Anyway, I have some general conclusions about locomotive stats balancing, based on what has been found so far. You might also be able to get some ideas for strategy out of this.
For a start, the game's coding makes no attempt to generate real train physics. This is definitely a train game rather than a train simulator. The mathematics behind it just ensures that our trains go fast down hills and slow up hills, and assumes that's enough to keep us entertained. Seems to work.
Pulling power is well-named. It does what it says on the tin. "Free weight" is badly named, because it's not really that at all. I can see why it might have been given that name, because its effects can make it appear that you are being given "free cars" in your consist on 0% grade, but it's still not a very good name. OTOH, "exponential curve arbitrary modifying factor #3" is a bit of a mouthful.
Although its effects are probably most obvious on 0% grades, at least for later locomotives with high pulling power, "free weight" definitely has an effect on all grades and for all locomotives. The lower the pulling power, the greater the effect "free weight" will have up grades. Similarly, pulling power also has an effect on all grades, even on 0%, and this is interwoven with the effect of "free weight".
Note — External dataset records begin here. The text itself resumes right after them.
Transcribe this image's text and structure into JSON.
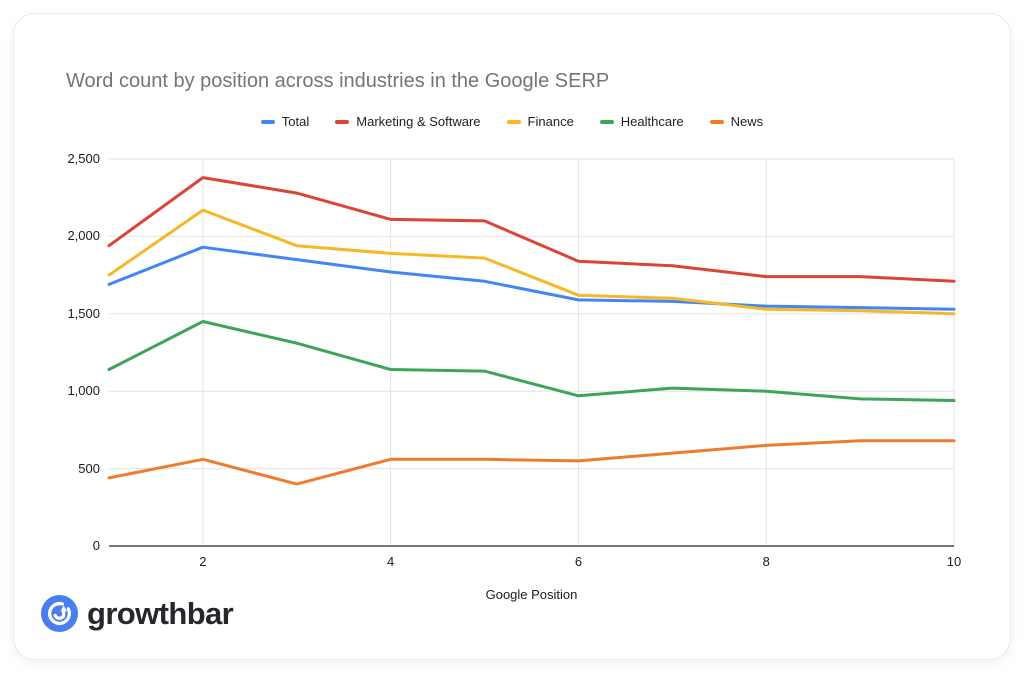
{
  "chart_data": {
    "type": "line",
    "title": "Word count by position across industries in the Google SERP",
    "xlabel": "Google Position",
    "ylabel": "",
    "x": [
      1,
      2,
      3,
      4,
      5,
      6,
      7,
      8,
      9,
      10
    ],
    "xlim": [
      1,
      10
    ],
    "ylim": [
      0,
      2500
    ],
    "x_ticks": [
      "2",
      "4",
      "6",
      "8",
      "10"
    ],
    "x_tick_positions": [
      2,
      4,
      6,
      8,
      10
    ],
    "y_ticks": [
      "0",
      "500",
      "1,000",
      "1,500",
      "2,000",
      "2,500"
    ],
    "y_tick_values": [
      0,
      500,
      1000,
      1500,
      2000,
      2500
    ],
    "grid": true,
    "legend_position": "top",
    "series": [
      {
        "name": "Total",
        "color": "#4285F4",
        "values": [
          1690,
          1930,
          1850,
          1770,
          1710,
          1590,
          1580,
          1550,
          1540,
          1530
        ]
      },
      {
        "name": "Marketing & Software",
        "color": "#DB4437",
        "values": [
          1940,
          2380,
          2280,
          2110,
          2100,
          1840,
          1810,
          1740,
          1740,
          1710
        ]
      },
      {
        "name": "Finance",
        "color": "#F5B826",
        "values": [
          1750,
          2170,
          1940,
          1890,
          1860,
          1620,
          1600,
          1530,
          1520,
          1500
        ]
      },
      {
        "name": "Healthcare",
        "color": "#3FA45B",
        "values": [
          1140,
          1450,
          1310,
          1140,
          1130,
          970,
          1020,
          1000,
          950,
          940
        ]
      },
      {
        "name": "News",
        "color": "#EF7C2E",
        "values": [
          440,
          560,
          400,
          560,
          560,
          550,
          600,
          650,
          680,
          680
        ]
      }
    ],
    "axis_colors": {
      "gridline": "#e3e3e3",
      "baseline": "#4a4a4a"
    }
  },
  "branding": {
    "logo_text": "growthbar",
    "logo_color": "#4a7df0"
  }
}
Long consists are heavily penalised in terms of speed, especially when the free weight setting is low. If FW = 0, adding an eighth car to a seven car consist will cause
the same percentage speed reduction as adding a second car to a one car consist, and this will apply to all grades. This is obviously nowhere near realistic, but it's how RT3 coding works. For higher values of FW this will only strictly apply to a 0% grade, and will only apply if FW is not so high that any consist at all can be hauled at full top speed. I haven't yet worked out exactly how the speed varies for non-zero grades in these cases, but it probably still penalises long consists more than it should.
Locomotive weight and tender weight are very heavily penalised in terms of speed up grades. If you want your choofer to go up hills like a mountain goat, making it weigh next to nothing is a really good way of doing that. A very light locomotive will, for given settings of pulling power and free weight, haul an 8 car consist faster up grades than a heavy locomotive. This is obviously nowhere near realistic either. In reality, hauling a heavy consist up hills requires a lot of weight in your loco. RT3 is the direct opposite of that.
The way it works is that, for the basic case where pulling power = 1 and "free weight" = 0,
every 1 ton added to locomotive or tender weight will always cause the same percentage reduction in speed up a given grade. For example, a locomotive weight of 1 ton will reduce speed up a 4% grade by 3.25%, and will do this for any number of cars in the consist, and regardless of the weight of each car. Increasing the weight of a 320 ton locomotive to 321 tons will also reduce speed up a 4% grade by 3.25%, and will do this for any number of cars in the consist, and regardless of the weight of each car.
At this point your reaction is probably somewhere between
![Slap head !facepalm!](./images/smilies/eusa_doh.gif)
and "Bovine droppings!" but really, that's how RT3 works.
Pulling power > 1 modifies this. For example, if pulling power = 3 and "free weight" = 0, then every 1 ton added to loco weight will cost you 1.1% in speed up a 4% grade, but this will still apply regardless of the number of cars in the consist, and regardless of the weight of each car, and regardless of how heavy the locomotive was before you added that extra 1 ton.
Increasing the "free weight" to anything more than 0 can change this relationship, but only if the "free weight" is high enough to allow hauling that number of cars at full top speed on that grade. If the "free weight" is not high enough to allow hauling that number of cars at full top speed on a 4% grade, then if pulling power = 3 every 1 ton added to locomotive weight will still cost you 1.1% in speed.